Marco Cappato aveva fornito informazioni e assistenza logistica e finanziaria, mentre ad accompagnarlo in Svizzera per ottenere il suicidio assistito è stata Mina Welby. Entrambi sono stati rinviati a giudizio per la morte di Davide Trentini, 53enne malato di Sla, deceduto esattamente un anno fa in Svizzera col suicidio assistito. L’udienza preliminare, ha spiegato il tesoriere dell’associazione Luca Coscioni in un videomessaggio, è stata fissata il 31 maggio a Massa Carrara.

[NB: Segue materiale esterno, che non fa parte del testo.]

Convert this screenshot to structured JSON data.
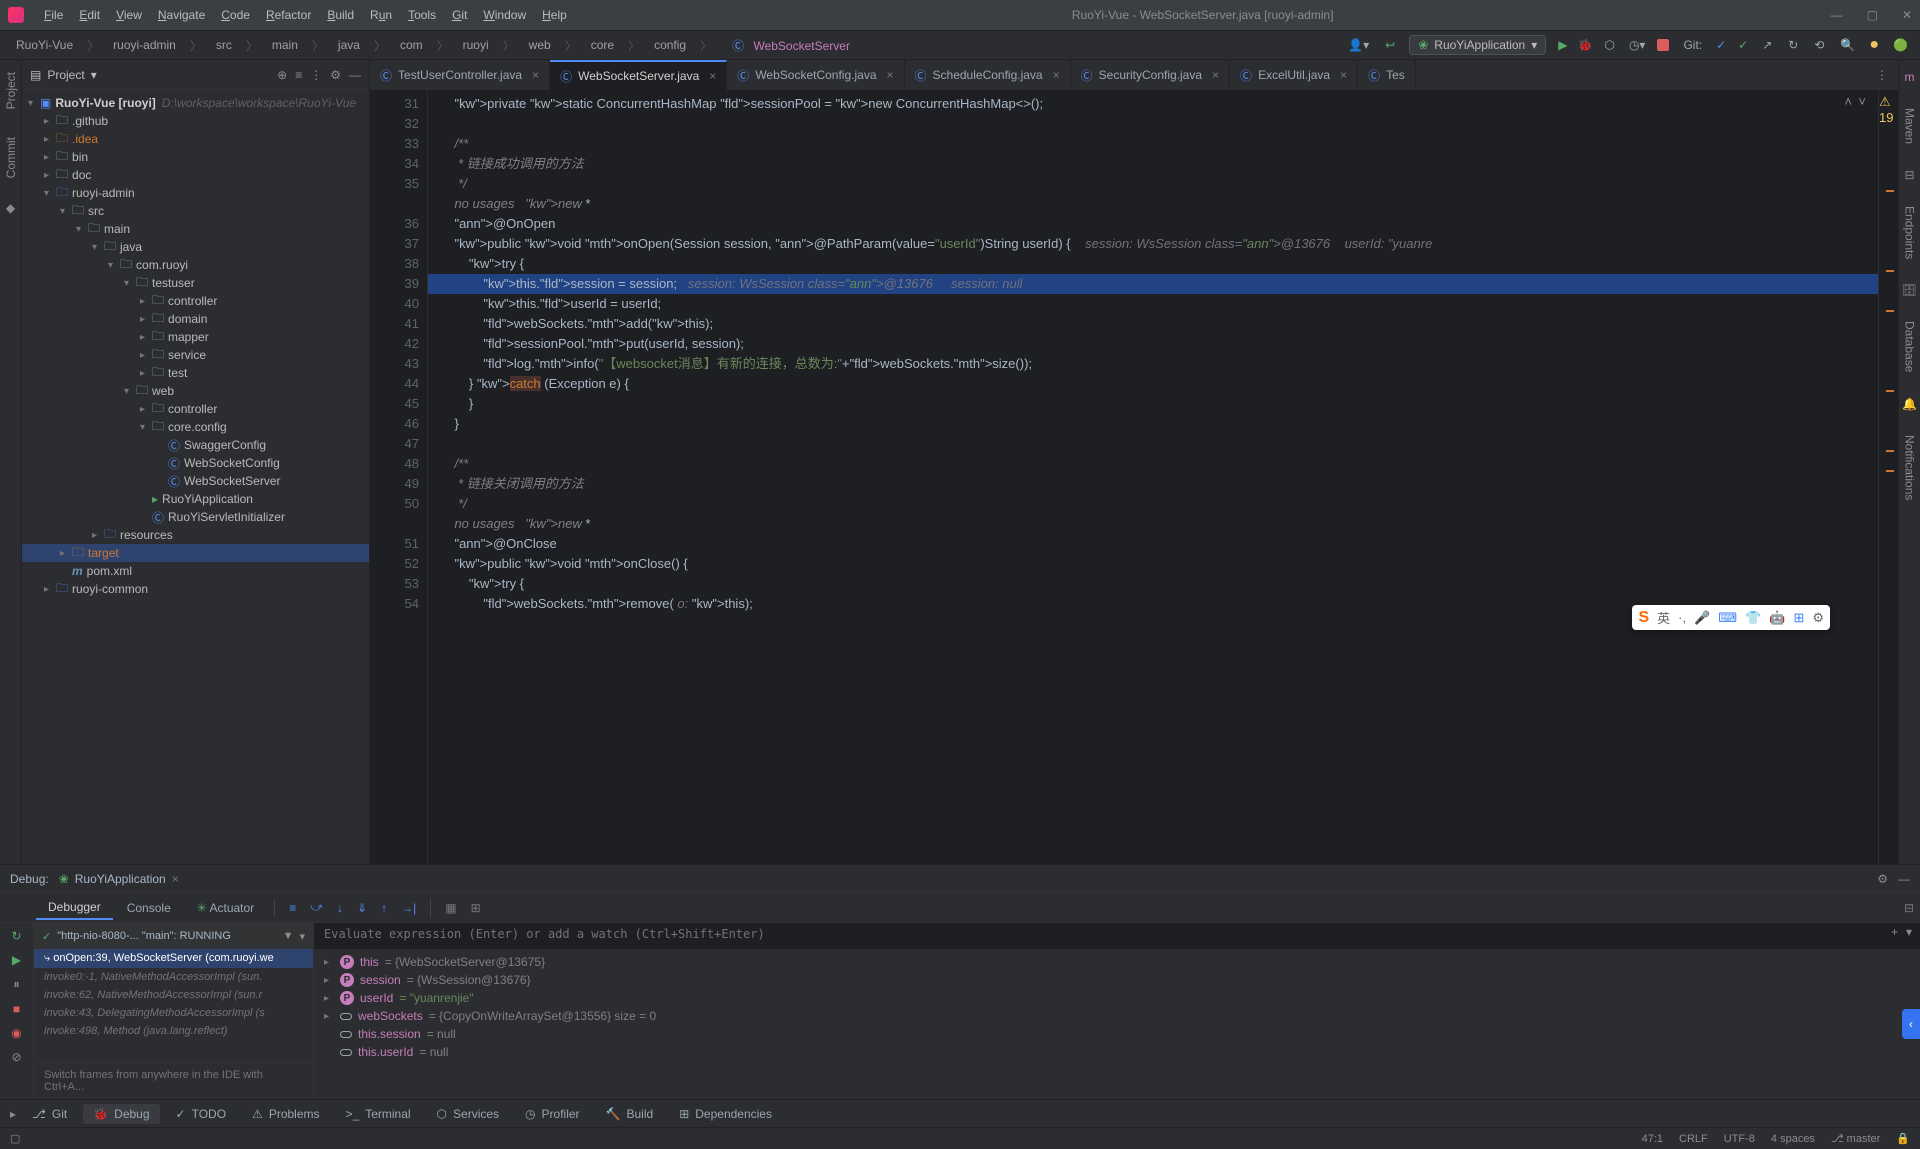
{
  "title": "RuoYi-Vue - WebSocketServer.java [ruoyi-admin]",
  "menu": [
    "File",
    "Edit",
    "View",
    "Navigate",
    "Code",
    "Refactor",
    "Build",
    "Run",
    "Tools",
    "Git",
    "Window",
    "Help"
  ],
  "crumbs": [
    "RuoYi-Vue",
    "ruoyi-admin",
    "src",
    "main",
    "java",
    "com",
    "ruoyi",
    "web",
    "core",
    "config",
    "WebSocketServer"
  ],
  "runconfig": "RuoYiApplication",
  "git_label": "Git:",
  "project": {
    "label": "Project",
    "root": "RuoYi-Vue [ruoyi]",
    "root_path": "D:\\workspace\\workspace\\RuoYi-Vue",
    "items": [
      {
        "t": ".github",
        "d": 1,
        "a": "r",
        "f": 1
      },
      {
        "t": ".idea",
        "d": 1,
        "a": "r",
        "f": 1,
        "exc": 1
      },
      {
        "t": "bin",
        "d": 1,
        "a": "r",
        "f": 1
      },
      {
        "t": "doc",
        "d": 1,
        "a": "r",
        "f": 1
      },
      {
        "t": "ruoyi-admin",
        "d": 1,
        "a": "d",
        "f": 1,
        "mod": 1
      },
      {
        "t": "src",
        "d": 2,
        "a": "d",
        "f": 1
      },
      {
        "t": "main",
        "d": 3,
        "a": "d",
        "f": 1
      },
      {
        "t": "java",
        "d": 4,
        "a": "d",
        "f": 1
      },
      {
        "t": "com.ruoyi",
        "d": 5,
        "a": "d",
        "f": 1
      },
      {
        "t": "testuser",
        "d": 6,
        "a": "d",
        "f": 1
      },
      {
        "t": "controller",
        "d": 7,
        "a": "r",
        "f": 1
      },
      {
        "t": "domain",
        "d": 7,
        "a": "r",
        "f": 1
      },
      {
        "t": "mapper",
        "d": 7,
        "a": "r",
        "f": 1
      },
      {
        "t": "service",
        "d": 7,
        "a": "r",
        "f": 1
      },
      {
        "t": "test",
        "d": 7,
        "a": "r",
        "f": 1
      },
      {
        "t": "web",
        "d": 6,
        "a": "d",
        "f": 1
      },
      {
        "t": "controller",
        "d": 7,
        "a": "r",
        "f": 1
      },
      {
        "t": "core.config",
        "d": 7,
        "a": "d",
        "f": 1
      },
      {
        "t": "SwaggerConfig",
        "d": 8,
        "c": 1
      },
      {
        "t": "WebSocketConfig",
        "d": 8,
        "c": 1
      },
      {
        "t": "WebSocketServer",
        "d": 8,
        "c": 1
      },
      {
        "t": "RuoYiApplication",
        "d": 7,
        "c": 1,
        "run": 1
      },
      {
        "t": "RuoYiServletInitializer",
        "d": 7,
        "c": 1
      },
      {
        "t": "resources",
        "d": 4,
        "a": "r",
        "f": 1,
        "mod": 1
      },
      {
        "t": "target",
        "d": 2,
        "a": "r",
        "f": 1,
        "exc": 1,
        "sel": 1
      },
      {
        "t": "pom.xml",
        "d": 2,
        "pom": 1
      },
      {
        "t": "ruoyi-common",
        "d": 1,
        "a": "r",
        "f": 1,
        "mod": 1
      }
    ]
  },
  "tabs": [
    {
      "n": "TestUserController.java",
      "c": 1
    },
    {
      "n": "WebSocketServer.java",
      "c": 1,
      "active": 1
    },
    {
      "n": "WebSocketConfig.java",
      "c": 1
    },
    {
      "n": "ScheduleConfig.java",
      "c": 1
    },
    {
      "n": "SecurityConfig.java",
      "c": 1
    },
    {
      "n": "ExcelUtil.java",
      "c": 1
    },
    {
      "n": "Tes",
      "short": 1
    }
  ],
  "warnings": "19",
  "code_start": 31,
  "code": [
    "    private static ConcurrentHashMap<String,Session> sessionPool = new ConcurrentHashMap<>();",
    "",
    "    /**",
    "     * 链接成功调用的方法",
    "     */",
    "    no usages   new *",
    "    @OnOpen",
    "    public void onOpen(Session session, @PathParam(value=\"userId\")String userId) {    session: WsSession@13676    userId: \"yuanre",
    "        try {",
    "            this.session = session;   session: WsSession@13676     session: null",
    "            this.userId = userId;",
    "            webSockets.add(this);",
    "            sessionPool.put(userId, session);",
    "            log.info(\"【websocket消息】有新的连接，总数为:\"+webSockets.size());",
    "        } catch (Exception e) {",
    "        }",
    "    }",
    "",
    "    /**",
    "     * 链接关闭调用的方法",
    "     */",
    "    no usages   new *",
    "    @OnClose",
    "    public void onClose() {",
    "        try {",
    "            webSockets.remove( o: this);"
  ],
  "breakpoint_line": 39,
  "highlight_line": 39,
  "debug": {
    "title": "Debug:",
    "config": "RuoYiApplication",
    "tabs": [
      "Debugger",
      "Console",
      "Actuator"
    ],
    "thread": "\"http-nio-8080-... \"main\": RUNNING",
    "frames": [
      {
        "t": "onOpen:39, WebSocketServer (com.ruoyi.we",
        "sel": 1
      },
      {
        "t": "invoke0:-1, NativeMethodAccessorImpl (sun.",
        "dim": 1
      },
      {
        "t": "invoke:62, NativeMethodAccessorImpl (sun.r",
        "dim": 1
      },
      {
        "t": "invoke:43, DelegatingMethodAccessorImpl (s",
        "dim": 1
      },
      {
        "t": "invoke:498, Method (java.lang.reflect)",
        "dim": 1
      }
    ],
    "frames_hint": "Switch frames from anywhere in the IDE with Ctrl+A...",
    "eval_placeholder": "Evaluate expression (Enter) or add a watch (Ctrl+Shift+Enter)",
    "vars": [
      {
        "k": "p",
        "n": "this",
        "v": "= {WebSocketServer@13675}"
      },
      {
        "k": "p",
        "n": "session",
        "v": "= {WsSession@13676}"
      },
      {
        "k": "p",
        "n": "userId",
        "v": "= \"yuanrenjie\"",
        "str": 1
      },
      {
        "k": "o",
        "n": "webSockets",
        "v": "= {CopyOnWriteArraySet@13556}  size = 0"
      },
      {
        "k": "o",
        "n": "this.session",
        "v": "= null"
      },
      {
        "k": "o",
        "n": "this.userId",
        "v": "= null"
      }
    ]
  },
  "toolwins": [
    {
      "n": "Git",
      "i": "⎇"
    },
    {
      "n": "Debug",
      "i": "🐞",
      "a": 1
    },
    {
      "n": "TODO",
      "i": "✓"
    },
    {
      "n": "Problems",
      "i": "⚠"
    },
    {
      "n": "Terminal",
      "i": ">_"
    },
    {
      "n": "Services",
      "i": "⬡"
    },
    {
      "n": "Profiler",
      "i": "◷"
    },
    {
      "n": "Build",
      "i": "🔨"
    },
    {
      "n": "Dependencies",
      "i": "⊞"
    }
  ],
  "status": {
    "pos": "47:1",
    "le": "CRLF",
    "enc": "UTF-8",
    "indent": "4 spaces",
    "branch": "master"
  }
}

Trentini, ex barista della città toscana, che si era ammalato nel 1993 quando aveva 27 anni, ha scelto di andare a morire in una clinica di Basilea. Il giorno dopo la sua morte Cappato e Welby erano andati ad autodenunciarsi dai carabinieri di Massa, venendo poi iscritti nel registro degli indagati dalla procura. A ottobre 2017 l’avviso di chiusura indagini con la contestazione di aver rafforzato l’altrui proposito di suicidio e di aver agevolato l’esecuzione. A cercare i due esponenti dell’associazione Luca Coscioni era stata la madre di Trentini per conto del figlio: era stata lei a scrivere la prima email a Marco Cappato per chiedere aiuto per Davide, che voleva morire il prima possibile, visto che soffriva pene e dolori atroci.
Cappato, inoltre, sarà davanti alla Corte Costituzionale il prossimo 23 ottobre, affinché i giudici valutino la legittimità costituzionale del reato di aiuto al suicidio relativo al caso di Dj Fabo, che il 27 febbraio 2017 ha scelto il suicidio assistito nella clinica della Dignitas, in Svizzera. Per i giudici della Corte d’Assise di Milano l’esponente radicale non ha rafforzato il proposito suicidiario e la parte della norma che punisce l’agevolazione al suicidio senza influenza sulla volontà dell’altra persona è costituzionalmente illegittima.